Love is Love: Our Pride Heroes

LGBTQ+ Heroes

When it came to naming our sets for the Love is Love collection, we drew inspiration from some of the most influential LGBTQ+ activists of our time.
Without these heroes, we wouldn't have the acceptance, love and allyship that we do today within the community. These figures paved the way for queer people today and stood up for their beliefs - that everyone should be able to be authentically themselves.
We wanted to tell you a little bit about each of our heroes, and what makes them our role models.

Marsha P. Johnson

When asked what the 'P' stood for, Marsha would say "Pay it no mind" and it's by this adage she lived - unapologetically herself, strong-minded and willful.
Often credited as being present at the historical Stonewall riots - Marsha was instrumental in fighting for gay rights in the 60s and 70s. The Stonewall uprising catapulted the gay rights movement and it soon became symbolic as what we now know as the Pride parade, which is celebrated yearly around the globe.
However Stonewall was only a small part of her actions - she founded the Gay Liberation Front, formed shortly after the Stonewall Riots to organise regular protests and action. She then began STAR, providing shelter to support homeless LGBTQ youth and sex workers, funded largely through her own earnings from sex work. In the 80s and 90s, she began advocating for those with AIDs and HIV, being HIV positive herself. 
Marsha's devotion to the gay rights movement ripples through the community even today, and we commemorate her every Pride by acknowledging her work for the cause.

Audre Lorde

Self described as "black, lesbian, mother, warrior and poet", Audre dedicated her life's work to fighting against the marginalisation of black, queer women. Known for her honest, emotional poetry and spoken word, the subjects she spoke about dealt with civil rights, sexism, classism and homophobia.
Lorde grappled with these different aspects of her identity throughout her poetry and prose, however this rage and sincerity didn't stay on the pages of books, it spilled over into activism, co-founding and founding organisations focused on supporting disadvantaged women. She fought to have women of colour published, as well as assisting survivors of abuse, injustice and apartied in South Africa. 
Lorde was instrumental in second and third-wave feminist theory, challenging simplistic or exclusionary views popularised by white feminists who didn't see race as a feminist issue.
Later in life, she was diagnosed with breast cancer and this influenced many of her works. Passing way in 1992, she took the name Gamba Adisa, meaning "Warrior: She who makes her meaning known."
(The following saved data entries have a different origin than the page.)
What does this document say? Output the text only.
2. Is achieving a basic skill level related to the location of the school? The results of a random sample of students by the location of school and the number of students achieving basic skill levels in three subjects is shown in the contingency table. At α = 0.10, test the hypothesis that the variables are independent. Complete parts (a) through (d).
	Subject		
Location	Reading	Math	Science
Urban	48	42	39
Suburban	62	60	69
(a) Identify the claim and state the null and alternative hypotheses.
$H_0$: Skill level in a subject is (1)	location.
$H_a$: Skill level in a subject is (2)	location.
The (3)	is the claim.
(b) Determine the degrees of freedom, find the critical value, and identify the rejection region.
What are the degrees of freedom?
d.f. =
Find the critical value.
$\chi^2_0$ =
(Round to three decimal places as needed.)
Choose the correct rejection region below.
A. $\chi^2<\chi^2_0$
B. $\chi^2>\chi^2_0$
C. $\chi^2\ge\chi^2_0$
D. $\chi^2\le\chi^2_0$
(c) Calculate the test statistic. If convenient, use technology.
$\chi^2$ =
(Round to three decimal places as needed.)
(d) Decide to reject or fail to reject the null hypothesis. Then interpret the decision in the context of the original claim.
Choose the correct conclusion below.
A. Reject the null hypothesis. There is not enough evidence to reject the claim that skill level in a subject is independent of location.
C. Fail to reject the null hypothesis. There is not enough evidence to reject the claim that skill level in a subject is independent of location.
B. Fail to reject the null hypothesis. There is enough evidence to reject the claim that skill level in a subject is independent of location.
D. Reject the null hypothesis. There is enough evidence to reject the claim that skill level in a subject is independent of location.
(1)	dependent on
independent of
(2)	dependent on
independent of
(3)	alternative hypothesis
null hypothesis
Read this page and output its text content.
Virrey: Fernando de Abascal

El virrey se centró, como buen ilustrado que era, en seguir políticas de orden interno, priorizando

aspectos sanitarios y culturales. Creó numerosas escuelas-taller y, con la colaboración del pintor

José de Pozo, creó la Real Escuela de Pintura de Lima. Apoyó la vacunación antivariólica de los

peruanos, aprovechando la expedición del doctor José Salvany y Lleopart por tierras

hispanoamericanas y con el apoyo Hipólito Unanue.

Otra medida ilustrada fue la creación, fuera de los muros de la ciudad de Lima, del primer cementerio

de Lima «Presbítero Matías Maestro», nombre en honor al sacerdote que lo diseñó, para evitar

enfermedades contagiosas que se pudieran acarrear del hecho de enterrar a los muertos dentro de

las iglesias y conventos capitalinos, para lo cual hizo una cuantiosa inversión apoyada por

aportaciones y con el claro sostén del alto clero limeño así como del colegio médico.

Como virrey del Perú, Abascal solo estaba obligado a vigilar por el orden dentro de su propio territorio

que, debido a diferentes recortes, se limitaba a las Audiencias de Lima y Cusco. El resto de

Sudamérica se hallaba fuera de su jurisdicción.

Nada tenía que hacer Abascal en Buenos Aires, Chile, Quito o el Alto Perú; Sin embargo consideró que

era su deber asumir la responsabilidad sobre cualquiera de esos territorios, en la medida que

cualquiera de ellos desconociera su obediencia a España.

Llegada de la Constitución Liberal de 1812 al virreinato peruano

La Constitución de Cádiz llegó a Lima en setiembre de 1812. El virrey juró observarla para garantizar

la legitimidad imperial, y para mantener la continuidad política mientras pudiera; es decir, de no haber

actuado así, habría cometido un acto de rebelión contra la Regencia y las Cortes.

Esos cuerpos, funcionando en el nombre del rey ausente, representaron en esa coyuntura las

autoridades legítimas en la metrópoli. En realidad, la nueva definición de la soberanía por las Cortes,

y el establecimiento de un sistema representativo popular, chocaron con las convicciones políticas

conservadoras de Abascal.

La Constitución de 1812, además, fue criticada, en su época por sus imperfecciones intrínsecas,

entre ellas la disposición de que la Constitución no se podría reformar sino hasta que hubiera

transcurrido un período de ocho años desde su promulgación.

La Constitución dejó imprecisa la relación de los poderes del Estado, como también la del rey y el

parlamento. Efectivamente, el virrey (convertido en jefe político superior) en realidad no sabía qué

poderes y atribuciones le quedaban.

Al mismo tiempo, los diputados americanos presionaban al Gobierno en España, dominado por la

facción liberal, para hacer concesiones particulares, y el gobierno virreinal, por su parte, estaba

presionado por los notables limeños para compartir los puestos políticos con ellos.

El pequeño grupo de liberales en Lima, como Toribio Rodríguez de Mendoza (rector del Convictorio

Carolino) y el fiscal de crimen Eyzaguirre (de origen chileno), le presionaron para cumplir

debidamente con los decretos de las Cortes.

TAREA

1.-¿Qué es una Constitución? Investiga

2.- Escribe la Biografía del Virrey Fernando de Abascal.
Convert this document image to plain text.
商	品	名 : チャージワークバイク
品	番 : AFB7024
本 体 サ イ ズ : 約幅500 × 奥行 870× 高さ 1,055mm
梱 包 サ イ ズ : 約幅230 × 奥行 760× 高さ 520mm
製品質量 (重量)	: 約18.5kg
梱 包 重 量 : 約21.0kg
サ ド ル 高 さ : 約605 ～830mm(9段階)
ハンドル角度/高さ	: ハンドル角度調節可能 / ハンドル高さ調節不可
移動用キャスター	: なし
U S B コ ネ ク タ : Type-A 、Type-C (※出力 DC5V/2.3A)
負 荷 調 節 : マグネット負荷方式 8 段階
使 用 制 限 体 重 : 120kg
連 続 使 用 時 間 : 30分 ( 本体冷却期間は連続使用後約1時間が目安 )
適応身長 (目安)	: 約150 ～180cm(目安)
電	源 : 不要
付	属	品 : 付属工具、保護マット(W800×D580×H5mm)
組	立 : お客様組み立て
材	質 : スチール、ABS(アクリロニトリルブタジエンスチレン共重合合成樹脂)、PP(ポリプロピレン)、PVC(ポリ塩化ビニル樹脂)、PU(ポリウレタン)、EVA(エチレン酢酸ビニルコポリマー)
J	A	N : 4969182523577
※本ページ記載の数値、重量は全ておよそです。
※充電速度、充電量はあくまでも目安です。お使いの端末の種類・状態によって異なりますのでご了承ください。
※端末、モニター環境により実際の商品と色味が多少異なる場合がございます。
Jacqueline Charlotte Dufresnoy, affectionately known as Coccinelle - French for Lady Bug as she wore a black dress with red polka dots - was a transgender actress, entertainer and singer.
Famous for being the first widely publicised trans woman to undergo gender-affirming surgery, she became internationally recognised. At a time where transgender people didn't have much access to surgery or support, this was a transformative moment for the trans community. She was one of the first transgender film actresses. By just existing as an out-and-proud trans woman, Coccinelle helped to create an acceptance for the trans community.
She later married a trans man called Thierry Wilson, and together they advocated for trans rights. Creating the organisation "Devinir Femme" meaning "to become woman", they provided emotional and practical support for people going through their transition. While this was an important step in activism, she also helped propel trans rights through her personal life. When marrying Wilson, it was made legal for trans people to wed, and was recognised by the Catholic church. 
Through these personal victories, Coccinelle's fearlessness is what made her a trans and queer icon.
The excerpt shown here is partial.